Please note that the only purpose of this script was to reduce the manual search space for duplicates from
Testing through multiple metrics and significance levels is an important calibaration step as we need to make sure that we don't discard article pairs too early. Therefore, we chose the significance level always rather conservatively to avoid false-negatives. Of course, this comes at the cost of having to filter out more false-positives by hand. In any case, you may want to adapt the significance level and specific metric to your data.
We refer to the Jupyter notebook, "interrater_reliability.ipynb", for how to use R-packages from within Julia to simultaneously compute the Cohen's Kappa, Krippendorf's Alpha and Percent Agreement for an abitrary number of coding features (/codings) between two coders.

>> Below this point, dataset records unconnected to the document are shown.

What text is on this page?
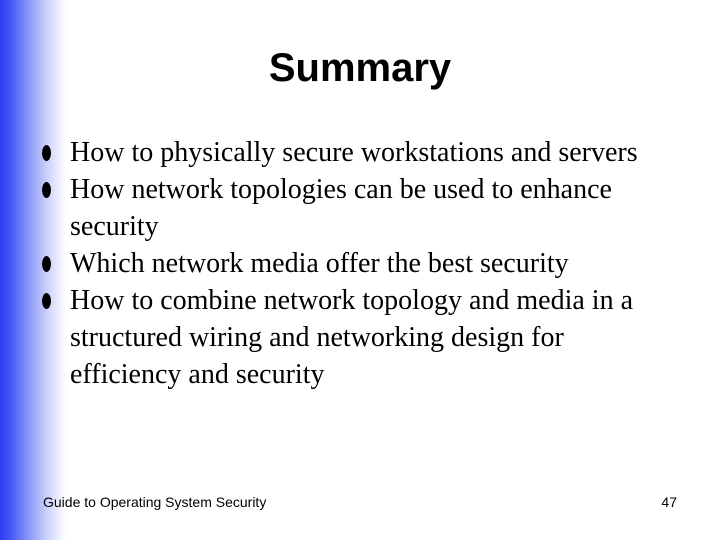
Summary
How to physically secure workstations and servers
How network topologies can be used to enhance security
Which network media offer the best security
How to combine network topology and media in a structured wiring and networking design for efficiency and security
Guide to Operating System Security	47
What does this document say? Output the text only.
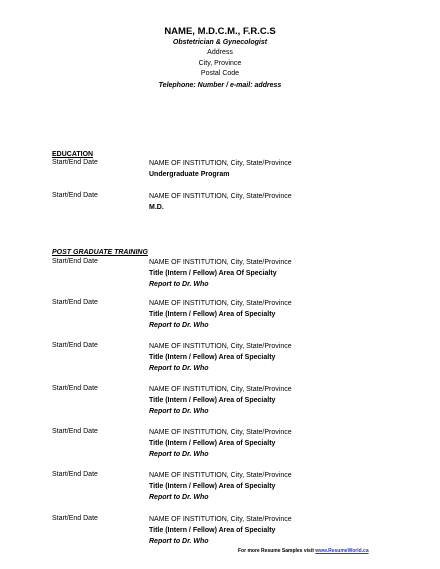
NAME, M.D.C.M., F.R.C.S
Obstetrician & Gynecologist
Address
City, Province
Postal Code
Telephone: Number / e-mail: address
EDUCATION
Start/End Date	NAME OF INSTITUTION, City, State/Province
Undergraduate Program
Start/End Date	NAME OF INSTITUTION, City, State/Province
M.D.
POST GRADUATE TRAINING
Start/End Date	NAME OF INSTITUTION, City, State/Province
Title (Intern / Fellow) Area Of Specialty
Report to Dr. Who
Start/End Date	NAME OF INSTITUTION, City, State/Province
Title (Intern / Fellow) Area of Specialty
Report to Dr. Who
Start/End Date	NAME OF INSTITUTION, City, State/Province
Title (Intern / Fellow) Area of Specialty
Report to Dr. Who
Start/End Date	NAME OF INSTITUTION, City, State/Province
Title (Intern / Fellow) Area of Specialty
Report to Dr. Who
Start/End Date	NAME OF INSTITUTION, City, State/Province
Title (Intern / Fellow) Area of Specialty
Report to Dr. Who
Start/End Date	NAME OF INSTITUTION, City, State/Province
Title (Intern / Fellow) Area of Specialty
Report to Dr. Who
Start/End Date	NAME OF INSTITUTION, City, State/Province
Title (Intern / Fellow) Area of Specialty
Report to Dr. Who
For more Resume Samples visit www.ResumeWorld.ca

The codings from both coders (A & B) should be provided as a table on an MS Excel sheet. The table rows should correspond to different samples, while the columns should be combinations of coder label and the coding feature label separated by a full stop character ".".
Let's assume our codebook contains 42 codings / coding features, labelled "1", "2", ..., "42". Then our table should look like:
Article ID | 1.A | ... | 42.A | 1.B | ... | 42.B |
---|---|---|---|---|---|---|
1 | ~ | ... | ~ | ~ | ... | ~ |
2 | ~ | ... | ~ | ~ | ... | ~ |
~ | ... | ~ | ~ | ... | ~ |
The codings/coding features are assumed to be categorical. Missing values can be specified by coding a "~", "-9" or "-1".
The generalization of the script and table structure to > 2 coders is straightforward.